The Lauras, by Sara Taylor, begins with 13-year-old Alex being bundled into a car by “Ma”, for a road trip that ends up lasting over two years. Some reviewers struggled not to reveal, by mangling pronouns, that Alex does not identify as male or female. “The book does this brilliantly,” wrote Stuart Kelly in The Scotsman. “It is exceptionally moving … in beguiling the reader into identifying with someone they thought they couldn’t.” In the Sunday Times, Louis Wise found “subtlety” to be “both the charm and the frustration of this novel. Plenty of things are not spelt out – from Alex’s sex to Ma’s real name. That is fine, but there is always the danger that a tasteful opacity can end up as underpowered storytelling.” But the Observer’s Hannah Beckerman was more impressed by “the novel’s themes of family, love, loss, and identity”, calling it “a meditation on gender: on our determination to define and categorise, and on the need by some to belittle or abuse based on that distinction”.

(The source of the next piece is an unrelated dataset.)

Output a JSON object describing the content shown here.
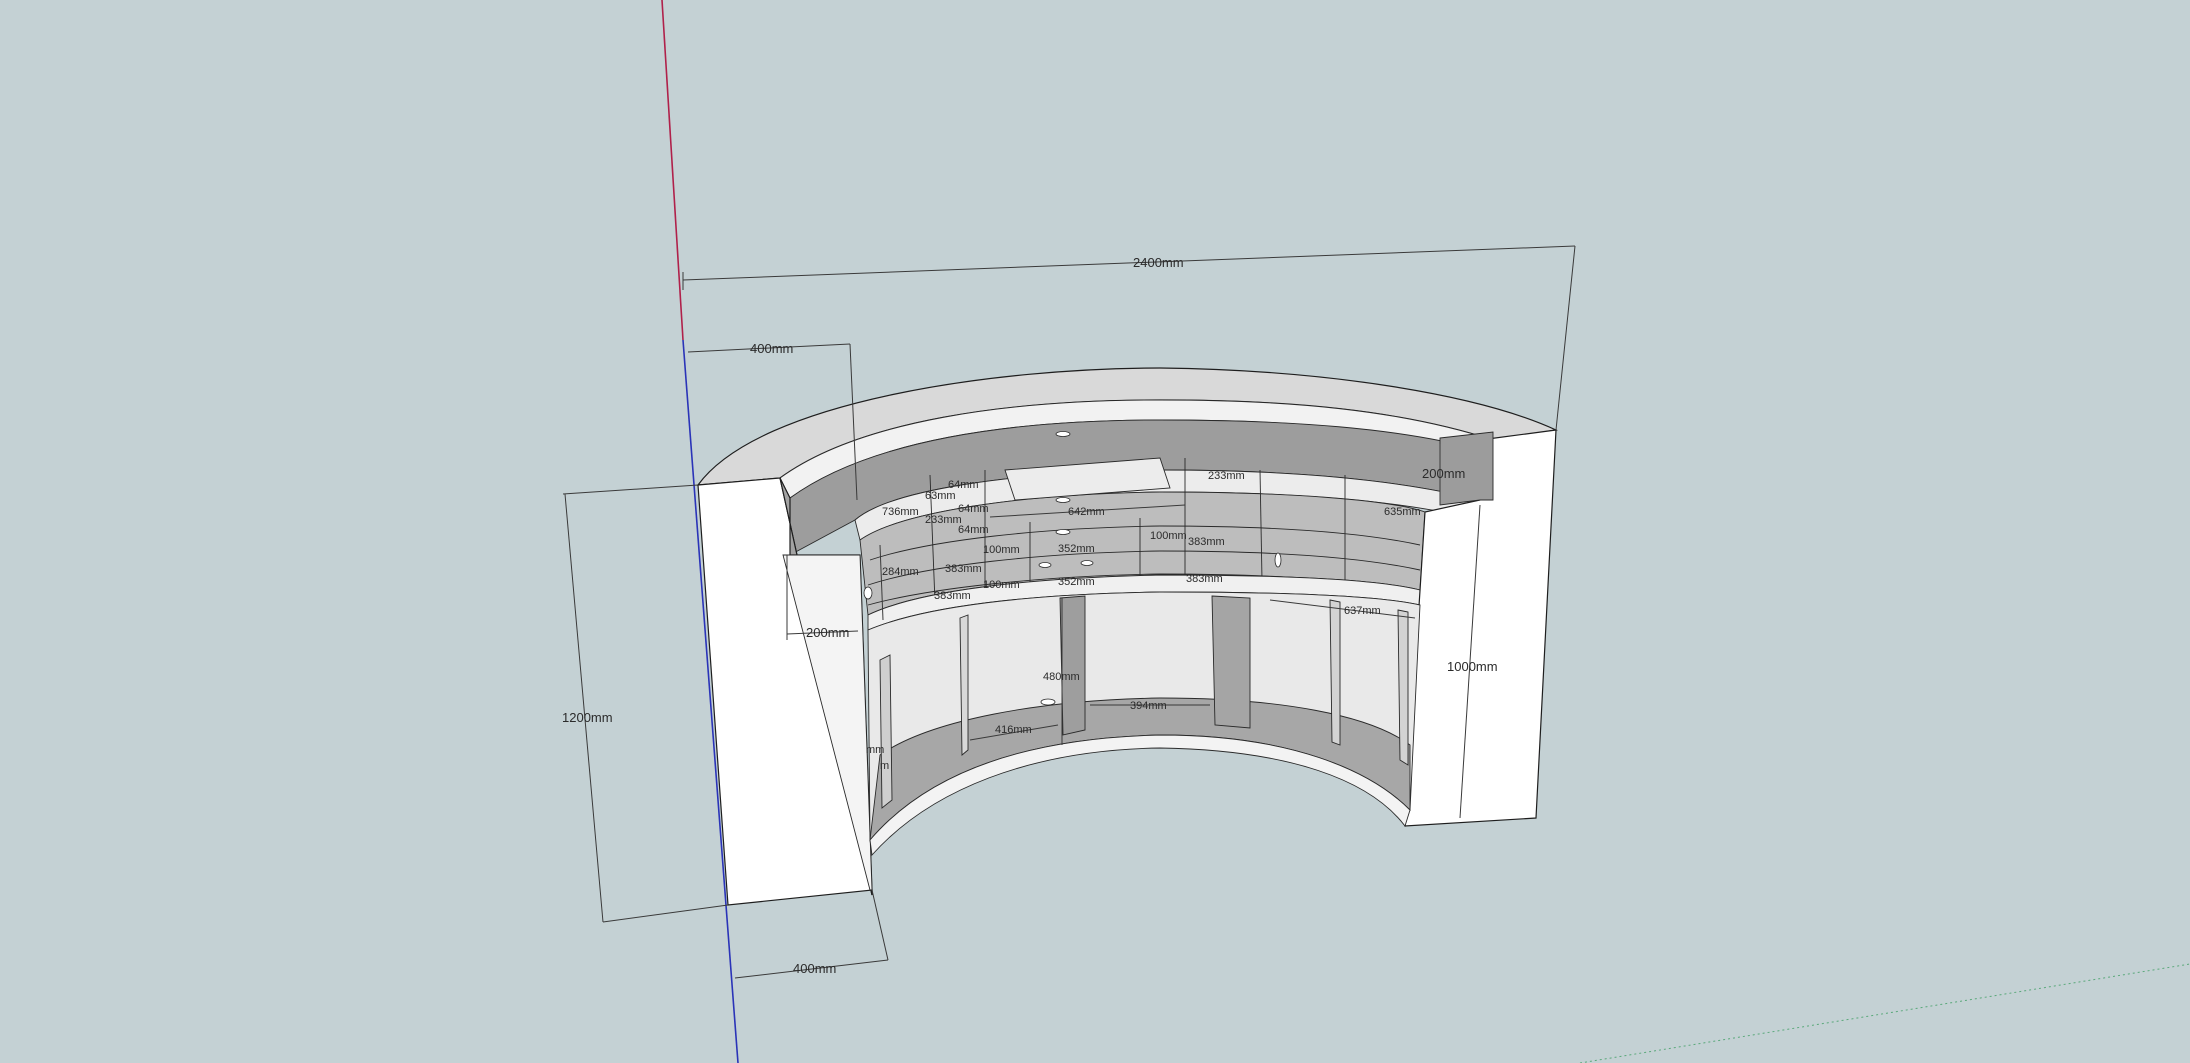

Les Parisiennes: How the Women of Paris Lived, Loved and Died in the 1940s, by the historian Anne Sebba, “gives voice to a myriad of narratives belonging to the Parisian women who resisted, collaborated, flourished, suffered, died or survived through a mixture of defiance and compromise” according to Clare Mulley in the Spectator, who found it surprising “how little regard has been paid collectively to this fabulous material”. Sebba “has interviewed women who, remarkably, are talking about their experiences for the first time,” pointed out Daisy Goodwin in the Times. “This is a valuable book, not least because it doesn’t shy away from the physical misery of women’s lives … To read this book is to admire female bravery and resilience, but also to understand why the scars left by the second world war still run so deep.” For Dani Garavelli in the Sunday Herald, the value of this history is in how it demonstrates that “under occupation, life was mostly blurred lines and ethical trade-offs. ‘C’est tres compliqué,’ Sebba’s interviewees tell her … Is a degree of collusion justified if it puts you in a position to do good? And can too great an adherence to principles be counterproductive? … [Sebba’s] sweeping, nuanced account makes it easier for us to … understand.”